Willa seemed happy, easing Jord's growing tension without causing him to lash out at her. Zlinning Willa, Rimon found none of that tension in her that had bothered him for so long in Kadi. Kadi had had to learn not to hide her true feelings, something it simply never occurred to Willa to do. Nonetheless, around Jord and Willa, he felt a kind of precarious stasis, as if Jord would soon face something similar to what had happened to Rimon last winter, the day of Carlana's miscarriage. When he came through that, he'd be in control or" himself.

Then one snowy day, as what looked like an all-day blizzard began to pile snow around their homestead, they had an unexpected visitor: Risko, the man who worked for Slina, and whom Rimon had healed the very first time he'd ever used his healing mode.

"Rimon, we got problems at the Pens," he explained. "What's wrong?"

"Slina got in a prime Gen a few weeks ago—marked as Farris stock, he is, but I told her she shoulda asked you."

"You think she was cheated?"

"Worse than that. He's sick—and it's spreading through the Pens. We lost three already, and if we can't stop it, well—look at the snow comin' down.

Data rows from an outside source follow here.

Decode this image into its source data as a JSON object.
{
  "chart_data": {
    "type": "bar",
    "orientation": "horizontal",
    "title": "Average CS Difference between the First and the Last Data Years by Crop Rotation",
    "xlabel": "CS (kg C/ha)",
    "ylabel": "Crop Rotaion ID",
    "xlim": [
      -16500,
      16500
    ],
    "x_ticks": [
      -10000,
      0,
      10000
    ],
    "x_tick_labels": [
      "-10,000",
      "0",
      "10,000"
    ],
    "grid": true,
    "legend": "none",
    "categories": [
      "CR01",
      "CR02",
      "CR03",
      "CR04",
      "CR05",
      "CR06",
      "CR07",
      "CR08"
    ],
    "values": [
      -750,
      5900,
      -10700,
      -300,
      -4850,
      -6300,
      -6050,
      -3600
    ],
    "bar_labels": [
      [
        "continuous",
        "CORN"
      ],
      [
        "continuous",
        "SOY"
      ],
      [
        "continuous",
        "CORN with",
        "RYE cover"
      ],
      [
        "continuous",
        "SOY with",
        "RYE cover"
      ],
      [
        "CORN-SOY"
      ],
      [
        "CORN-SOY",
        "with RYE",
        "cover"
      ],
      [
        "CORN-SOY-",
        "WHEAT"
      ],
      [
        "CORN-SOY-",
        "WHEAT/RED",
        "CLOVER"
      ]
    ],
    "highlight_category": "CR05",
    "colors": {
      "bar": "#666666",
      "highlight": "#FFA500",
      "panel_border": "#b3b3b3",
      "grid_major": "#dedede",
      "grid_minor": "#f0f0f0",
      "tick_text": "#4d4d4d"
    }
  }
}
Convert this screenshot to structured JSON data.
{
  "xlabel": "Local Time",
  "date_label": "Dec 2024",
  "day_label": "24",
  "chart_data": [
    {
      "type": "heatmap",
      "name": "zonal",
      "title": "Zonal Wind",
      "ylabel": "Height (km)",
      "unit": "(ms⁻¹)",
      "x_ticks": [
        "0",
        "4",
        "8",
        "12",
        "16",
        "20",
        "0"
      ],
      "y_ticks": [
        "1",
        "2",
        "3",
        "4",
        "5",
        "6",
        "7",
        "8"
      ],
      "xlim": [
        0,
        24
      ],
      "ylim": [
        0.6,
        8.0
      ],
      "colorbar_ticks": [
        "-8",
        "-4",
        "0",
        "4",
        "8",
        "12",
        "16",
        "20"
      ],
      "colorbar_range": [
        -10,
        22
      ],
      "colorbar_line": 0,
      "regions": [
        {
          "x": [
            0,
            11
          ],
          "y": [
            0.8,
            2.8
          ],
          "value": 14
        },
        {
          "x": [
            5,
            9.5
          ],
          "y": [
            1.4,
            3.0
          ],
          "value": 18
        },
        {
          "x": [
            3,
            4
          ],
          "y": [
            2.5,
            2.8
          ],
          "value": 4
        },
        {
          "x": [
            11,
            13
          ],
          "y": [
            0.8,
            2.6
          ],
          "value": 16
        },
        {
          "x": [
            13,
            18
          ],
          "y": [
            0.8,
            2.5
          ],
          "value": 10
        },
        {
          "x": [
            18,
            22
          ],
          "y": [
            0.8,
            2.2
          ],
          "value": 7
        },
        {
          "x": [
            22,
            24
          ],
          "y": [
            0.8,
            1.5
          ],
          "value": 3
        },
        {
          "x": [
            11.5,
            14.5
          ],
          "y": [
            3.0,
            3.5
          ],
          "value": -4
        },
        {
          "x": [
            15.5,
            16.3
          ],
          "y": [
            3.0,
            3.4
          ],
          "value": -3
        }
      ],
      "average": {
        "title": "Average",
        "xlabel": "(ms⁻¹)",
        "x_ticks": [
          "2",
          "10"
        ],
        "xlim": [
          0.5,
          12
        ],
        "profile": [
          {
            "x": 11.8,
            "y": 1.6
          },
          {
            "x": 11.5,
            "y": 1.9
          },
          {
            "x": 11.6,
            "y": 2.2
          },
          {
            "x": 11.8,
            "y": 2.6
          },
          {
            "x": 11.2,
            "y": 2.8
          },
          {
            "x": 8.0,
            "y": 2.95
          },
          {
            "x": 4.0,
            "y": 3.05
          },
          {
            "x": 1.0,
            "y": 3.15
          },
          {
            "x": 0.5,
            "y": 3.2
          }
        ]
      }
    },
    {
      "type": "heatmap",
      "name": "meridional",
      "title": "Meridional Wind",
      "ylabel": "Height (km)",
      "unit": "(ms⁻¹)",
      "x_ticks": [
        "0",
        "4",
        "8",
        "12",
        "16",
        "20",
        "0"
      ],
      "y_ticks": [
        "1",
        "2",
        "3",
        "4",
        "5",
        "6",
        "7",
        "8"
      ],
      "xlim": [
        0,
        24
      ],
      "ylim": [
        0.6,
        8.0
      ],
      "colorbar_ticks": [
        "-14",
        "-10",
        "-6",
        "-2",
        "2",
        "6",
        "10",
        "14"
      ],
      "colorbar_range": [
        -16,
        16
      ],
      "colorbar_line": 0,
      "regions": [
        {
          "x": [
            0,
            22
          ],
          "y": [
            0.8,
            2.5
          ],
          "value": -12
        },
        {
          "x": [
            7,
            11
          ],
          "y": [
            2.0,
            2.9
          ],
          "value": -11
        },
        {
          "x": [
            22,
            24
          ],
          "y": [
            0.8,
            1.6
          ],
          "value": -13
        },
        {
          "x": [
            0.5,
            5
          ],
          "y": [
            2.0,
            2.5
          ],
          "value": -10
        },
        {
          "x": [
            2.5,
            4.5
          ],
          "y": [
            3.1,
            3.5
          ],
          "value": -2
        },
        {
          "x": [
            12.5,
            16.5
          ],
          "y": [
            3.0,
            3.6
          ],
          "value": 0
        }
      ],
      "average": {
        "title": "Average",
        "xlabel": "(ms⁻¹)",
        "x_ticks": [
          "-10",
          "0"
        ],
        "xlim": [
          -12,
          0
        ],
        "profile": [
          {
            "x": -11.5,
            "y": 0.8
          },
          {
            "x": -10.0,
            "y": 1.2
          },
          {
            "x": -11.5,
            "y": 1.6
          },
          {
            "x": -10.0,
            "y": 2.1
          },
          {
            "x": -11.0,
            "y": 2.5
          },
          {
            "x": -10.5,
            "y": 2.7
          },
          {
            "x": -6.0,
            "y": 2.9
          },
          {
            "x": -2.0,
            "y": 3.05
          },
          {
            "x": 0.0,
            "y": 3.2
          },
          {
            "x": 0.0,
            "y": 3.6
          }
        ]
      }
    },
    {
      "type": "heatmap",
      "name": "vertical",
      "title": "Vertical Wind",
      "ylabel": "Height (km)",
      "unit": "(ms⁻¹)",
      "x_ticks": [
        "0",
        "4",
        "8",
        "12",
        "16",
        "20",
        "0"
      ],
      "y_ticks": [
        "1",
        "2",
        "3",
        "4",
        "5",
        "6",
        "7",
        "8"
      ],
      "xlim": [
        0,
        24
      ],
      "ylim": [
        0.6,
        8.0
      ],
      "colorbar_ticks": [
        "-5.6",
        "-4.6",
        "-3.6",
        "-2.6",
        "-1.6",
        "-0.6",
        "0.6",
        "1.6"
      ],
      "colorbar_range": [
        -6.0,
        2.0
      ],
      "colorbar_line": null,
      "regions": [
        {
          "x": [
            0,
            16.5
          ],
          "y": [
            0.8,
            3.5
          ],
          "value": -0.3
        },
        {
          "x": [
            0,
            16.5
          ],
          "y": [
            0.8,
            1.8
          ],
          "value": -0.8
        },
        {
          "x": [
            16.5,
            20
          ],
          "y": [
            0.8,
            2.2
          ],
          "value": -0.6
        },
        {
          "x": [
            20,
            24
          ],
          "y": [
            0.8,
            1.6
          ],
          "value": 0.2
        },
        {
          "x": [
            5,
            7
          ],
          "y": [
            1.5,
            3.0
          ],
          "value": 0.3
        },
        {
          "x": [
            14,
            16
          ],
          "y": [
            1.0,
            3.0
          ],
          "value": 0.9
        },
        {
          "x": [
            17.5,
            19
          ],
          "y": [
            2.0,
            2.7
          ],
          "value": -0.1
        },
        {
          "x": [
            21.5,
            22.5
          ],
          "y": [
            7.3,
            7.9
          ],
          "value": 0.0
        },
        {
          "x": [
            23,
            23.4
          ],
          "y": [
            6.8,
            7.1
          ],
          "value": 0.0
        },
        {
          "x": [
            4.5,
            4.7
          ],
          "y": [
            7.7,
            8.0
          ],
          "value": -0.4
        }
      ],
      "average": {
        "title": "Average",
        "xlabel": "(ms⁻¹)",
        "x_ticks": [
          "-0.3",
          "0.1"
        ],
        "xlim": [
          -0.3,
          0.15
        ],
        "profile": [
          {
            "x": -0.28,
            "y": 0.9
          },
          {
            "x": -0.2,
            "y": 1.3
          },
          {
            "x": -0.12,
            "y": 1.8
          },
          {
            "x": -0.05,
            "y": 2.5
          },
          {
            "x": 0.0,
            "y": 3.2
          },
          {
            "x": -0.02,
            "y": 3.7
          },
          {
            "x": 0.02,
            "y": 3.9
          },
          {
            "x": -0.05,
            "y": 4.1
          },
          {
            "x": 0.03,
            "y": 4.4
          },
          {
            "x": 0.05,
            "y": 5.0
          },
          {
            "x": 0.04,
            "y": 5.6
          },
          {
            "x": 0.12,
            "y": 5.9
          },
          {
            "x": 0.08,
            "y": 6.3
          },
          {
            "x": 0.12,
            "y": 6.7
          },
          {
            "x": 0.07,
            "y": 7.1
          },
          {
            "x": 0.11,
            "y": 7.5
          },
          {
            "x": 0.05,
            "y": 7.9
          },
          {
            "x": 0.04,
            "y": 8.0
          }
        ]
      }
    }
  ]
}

You may not need our stock, but everyone else does, and—"

"It's all right, Risko," said Rimon. "I'll come and do whatever I can. Kadi, Jon—you come along and—no, you might catch it. You go to Fort Freedom and tell Jord to come help me."

"Slina's already gone to ask Abel Veritt for help," said Risko. "We heard his son's a healer, like you."

"He'll help," said Rimon. "Everyone in Fort Freedom who can do anything will."

It was not only that they needed Gens to survive; it was that they knew full well that if the Simes in the little border town were shorted, they'd have .no qualms about hunting across the border—and right across the border was the community where Fort Freedom sent their established children.

When Rimon reached Slina's, three wagons were just pulling away—Simes stocking up on Gens with an eye on the gathering storm. Inside, Rimon found both Abel and Jord in the office, Willa at Jord's side.

"Willa, it's a Gen illness," Rimon told her. "You mustn't stay here—see, I didn't even bring Kadi."

Jord shifted closer to his wife, his stance tense. "Willa stays with me. I say where she goes."